WAITING PLACES: COLLECTIVE PHYSICAL RESEARCH
How do you start creating a physical language from zero? What can collaborative physical research look like? What happens when you put the language of the body first? These are some of the exploration points of the two-week Waiting Places workshop.
Om workshoppen
Performers
Bobbi Jene, Or Schraiber, Astrid Elbo, Kizzy Matiakis, Alexander Bozinoff
Choreography
Bobbi Jene and Or Schraiber
TEXT / WRITER
Nicole Krauss
SCENOGRAPHY AND COSTUMES
Christian Friedländer
WORKSHOP PERIOD
3rd - 14th of April 2023
THE DATE OF THE PREMIERE AT EDISON
10th of February 2024
Text
Mette Tranholm based on an interview by David Pepe Birch
Photos
Catrine Zorn
physical research
The internationally acclaimed choreographers and dancers Bobbi Jene Smith and Or Schraiber are invited to the Betty Nansen Theatre to create a new performance piece. Eight months prior to ordinary rehearsal start they shoot off the performance-making process with a two-week physical research workshop together with ballet dancers Kizzy Matiakis, Astrid Elbo and Alexander Bozinoff. Smith and Schraiber are both choreographers and they also perform in the piece. All five dancers are gathered at the Betty Nansen Theatre for the workshop and joined by writer Nicole Krauss who will create original text material for the performance.
Bobbi Jene Smith explains...
about the working process and the early investigations: “I like to think that we start at zero. Zero is the desert and then we see what arrives. At the workshop we have been making connections with each other. Time together in the room is the most valuable. After the workshop we will look at the raw material. Always starting with the body, asking "what characters are attached to these movements?"
“We meet in the dream place of questioning.
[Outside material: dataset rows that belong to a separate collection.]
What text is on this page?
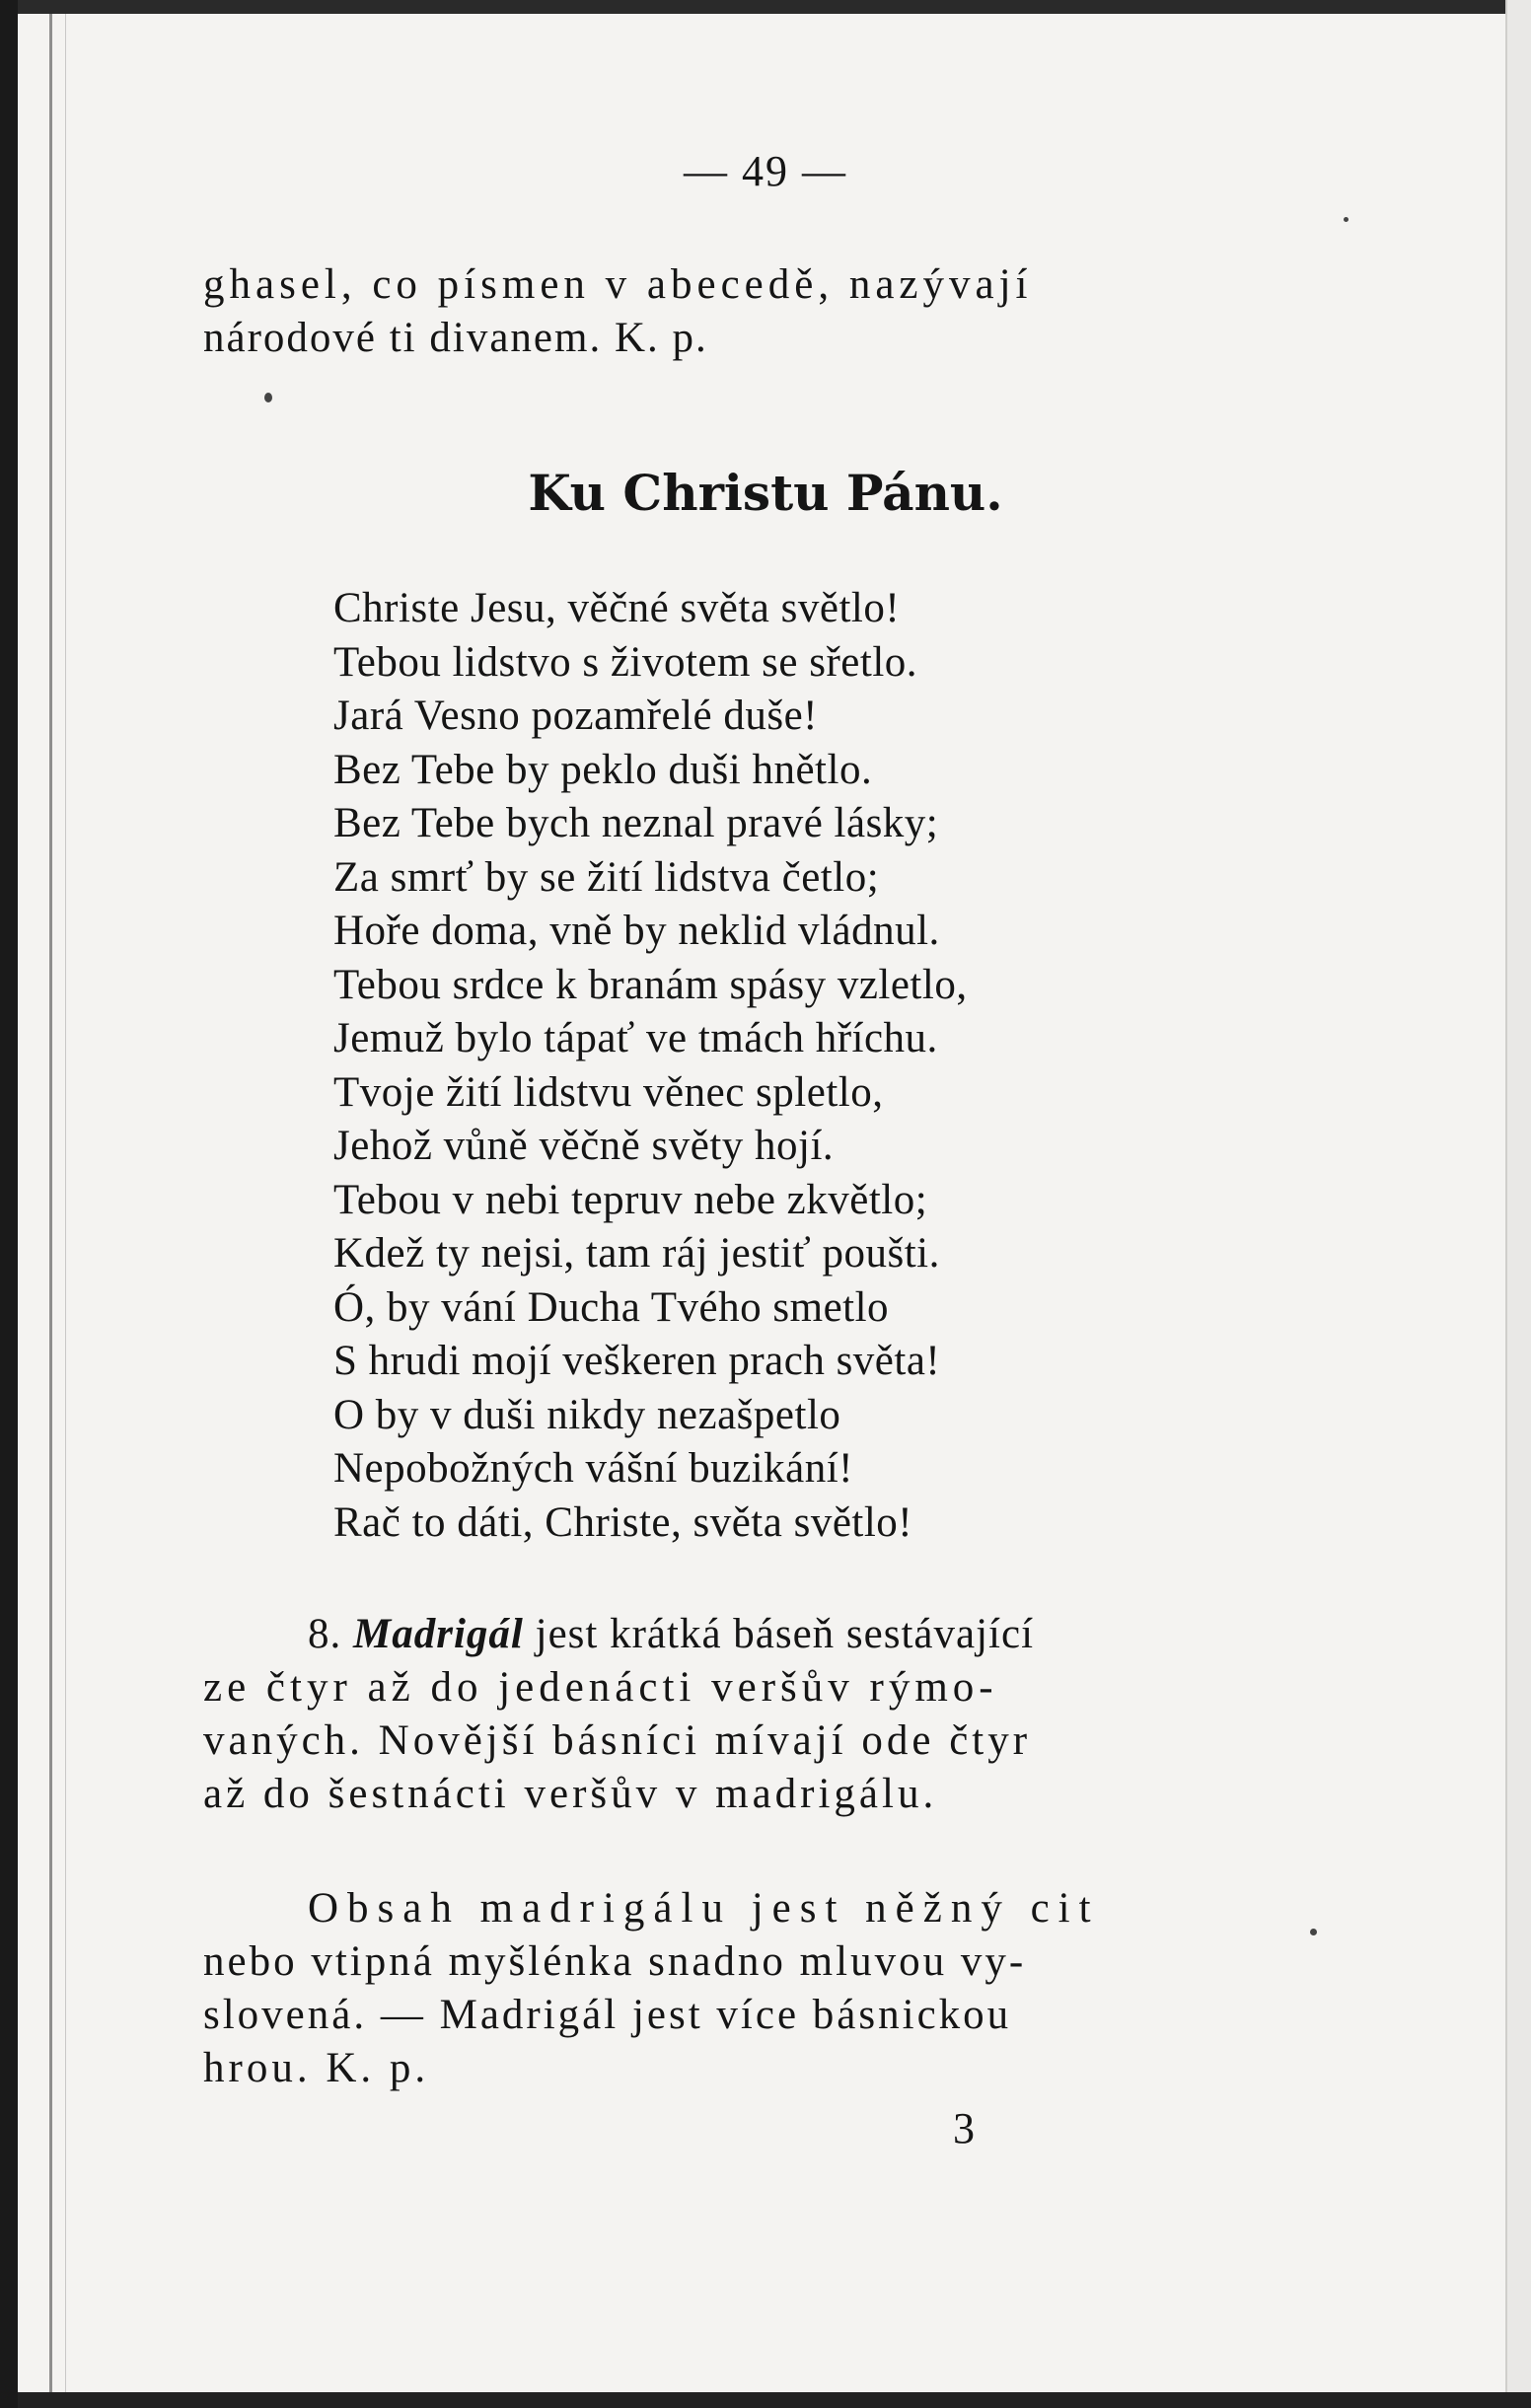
— 49 —
ghasel, co písmen v abecedě, nazývají
národové ti divanem. K. p.
Ku Christu Pánu.
Christe Jesu, věčné světa světlo!
Tebou lidstvo s životem se sřetlo.
Jará Vesno pozamřelé duše!
Bez Tebe by peklo duši hnětlo.
Bez Tebe bych neznal pravé lásky;
Za smrť by se žití lidstva četlo;
Hoře doma, vně by neklid vládnul.
Tebou srdce k branám spásy vzletlo,
Jemuž bylo tápať ve tmách hříchu.
Tvoje žití lidstvu věnec spletlo,
Jehož vůně věčně světy hojí.
Tebou v nebi tepruv nebe zkvětlo;
Kdež ty nejsi, tam ráj jestiť poušti.
Ó, by vání Ducha Tvého smetlo
S hrudi mojí veškeren prach světa!
O by v duši nikdy nezašpetlo
Nepobožných vášní buzikání!
Rač to dáti, Christe, světa světlo!
8. Madrigál jest krátká báseň sestávající
ze čtyr až do jedenácti veršův rýmo-
vaných. Novější básníci mívají ode čtyr
až do šestnácti veršův v madrigálu.
Obsah madrigálu jest něžný cit
nebo vtipná myšlénka snadno mluvou vy-
slovená. — Madrigál jest více básnickou
hrou. K. p.
3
Things will arise and fall away and we begin to discover what is interesting to us all and what’s already there. The process is very collaborative and based on the ideas of the group. It’s a huge team effort. The people that are part of the piece create the piece.
The space will be an important character in this piece – this place of waiting, five people waiting in the same place but going through different things. The language and interactions between these five people will become the piece.
Hopefully the audience will see bits of themselves in the people dancing and recognize places in themselves that are waiting. I think we all know different parts of us that are waiting: to come alive, to escape, to be touched, to grieve, and hoping for those places to reawaken or die”.